In 1973, A.C. Bhaktivedanta Swami Prabhupada, Founder of the International Society for Krishna Consciousness (ISKCON), arranged for several of his disciples to go to Mayapura, West Bengal, to study the traditional art of putul (dollmaking). These unfired clay figures are composed of raw materials gathered from the riverbank of the Ganges, traditionally created for holiday festival worship and then submerged back into the Ganges at the end of the season.
Inspired by his guru, Śrīla Bhaktisiddhānta Sarasvatī Ṭhākura, who conceived of the theistic exhibition by using putul figures to depict the pastimes and teachings of Kṛṣṇa, the Supreme Personality of Godhead, Prabhupāda envisioned diorama exhibitions as a staple in ISKCON.
“I want very extensive doll exhibits in every center. My Guru Mahārāja used to spend lots of money on doll exhibitions on Śrīmad-Bhāgavatam. So I am sure that if we make doll exhibitions very prominent, many tourists and visitors will throng in our temples.”
—Letter to Jagadīśa, September 14, 1974
After a year of training, the team returned to the West and established the First American Transcendental Exhibition (F.A.T.E.) in the ISKCON Los Angeles “New Dvārakā Dhāma” community. The exhibition officially opened for the Janmāṣṭamī festival in 1977. F.A.T.E., now the Diorama-museum of Bhagavad-gītā, consists of eleven diorama exhibitions that survey the spiritual teachings spoken by Kṛṣṇa to Arjuna in the Gītā.
Thereafter, F.A.T.E. studios created a second diorama museum for the Fisher Mansion in Detroit. Additionally, the team, which had expanded exponentially to include sculptors, painters, costume designers, mold makers, electricians, and architects, produced numerous projects — including sculpting the Pañca-tattva deities for the Laguna Beach and Hawaii temples, and the Kṛṣṇa-Kāliya deity for the Fiji temple.

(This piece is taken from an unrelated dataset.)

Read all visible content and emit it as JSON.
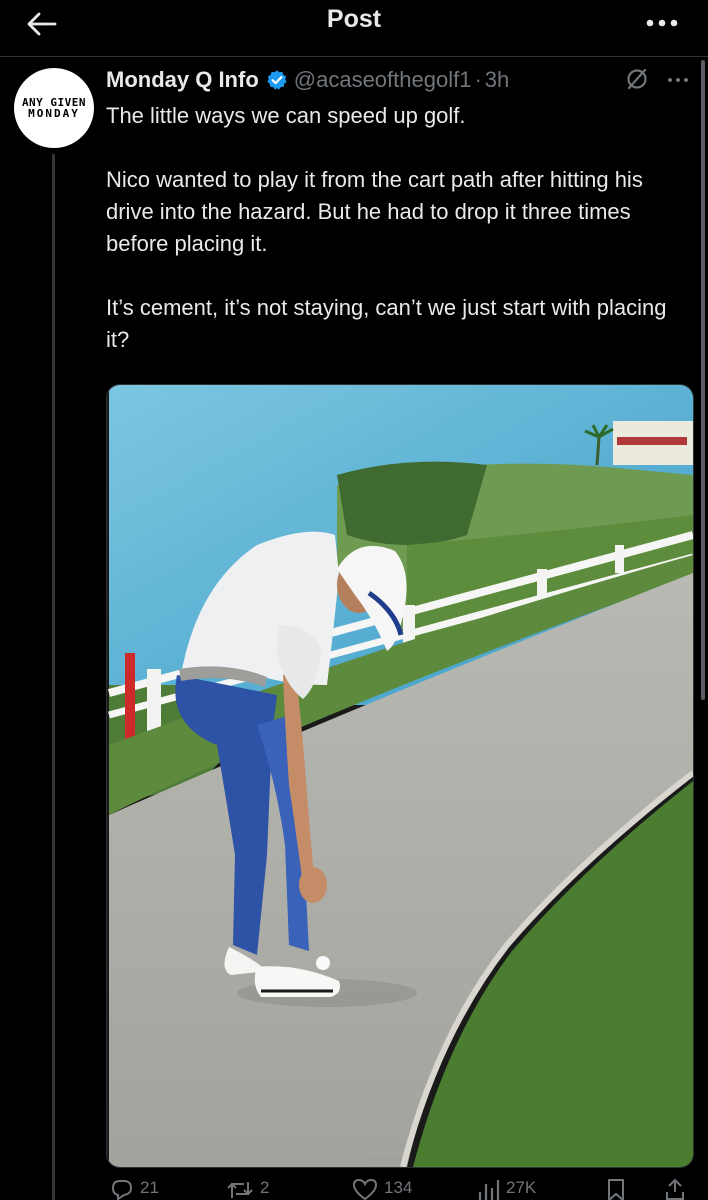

Several of the original F.A.T.E. artists have come together to personally oversee and execute the museum’s restoration. Through this campaign, they are restoring and preserving Śrīla Prabhupāda’s vision for spreading Kṛṣṇa consciousness through visual storytelling.
The Restoration Project
Since its opening almost 50 years ago, the Diorama-museum of Bhagavad-gītā has undergone several minor restorations to repair figures and update audiovisual components. Recently, the Changing Bodies exhibit suffered critical damage, sparking a grand renovation project to:
Repair dioramas
Repair and update architecture
Revamp audiovisual technology
Reconfigure lighting
Replace outdated electrical components
Secure exhibits in a climate-controlled environment
50th Anniversary
The restoration project seeks a grand reopening in the summer of 2027 to celebrate the museum’s 50th anniversary.
The Diorama-museum of Bhagavad-gītā of the Los Angeles New Dvārakā Dhāma community is the first diorama museum produced by ISKCON. It is the only diorama exhibition personally supervised and directed by Śrīla Prabhupāda, who visited the F.A.T.E. studio and the museum during its development. The museum also contains the first life-size murti of Prabhupāda, now a fixture in every ISKCON temple.
The Diorama-museum of Bhagavad-gītā is the heart of New Dvārakā and sets the gold standard for ISKCON theistic exhibition.
In addition to restoring and upgrading the exhibits, an exhibition catalog is being produced to honor the F.A.T.E. artists and narrate the museum’s unique story within the history of ISKCON’s arts and culture.
The 50th anniversary is both a culmination of restoring the exhibition and preserving its history, and a mark of a new era of community engagement and artistic tradition in ISKCON.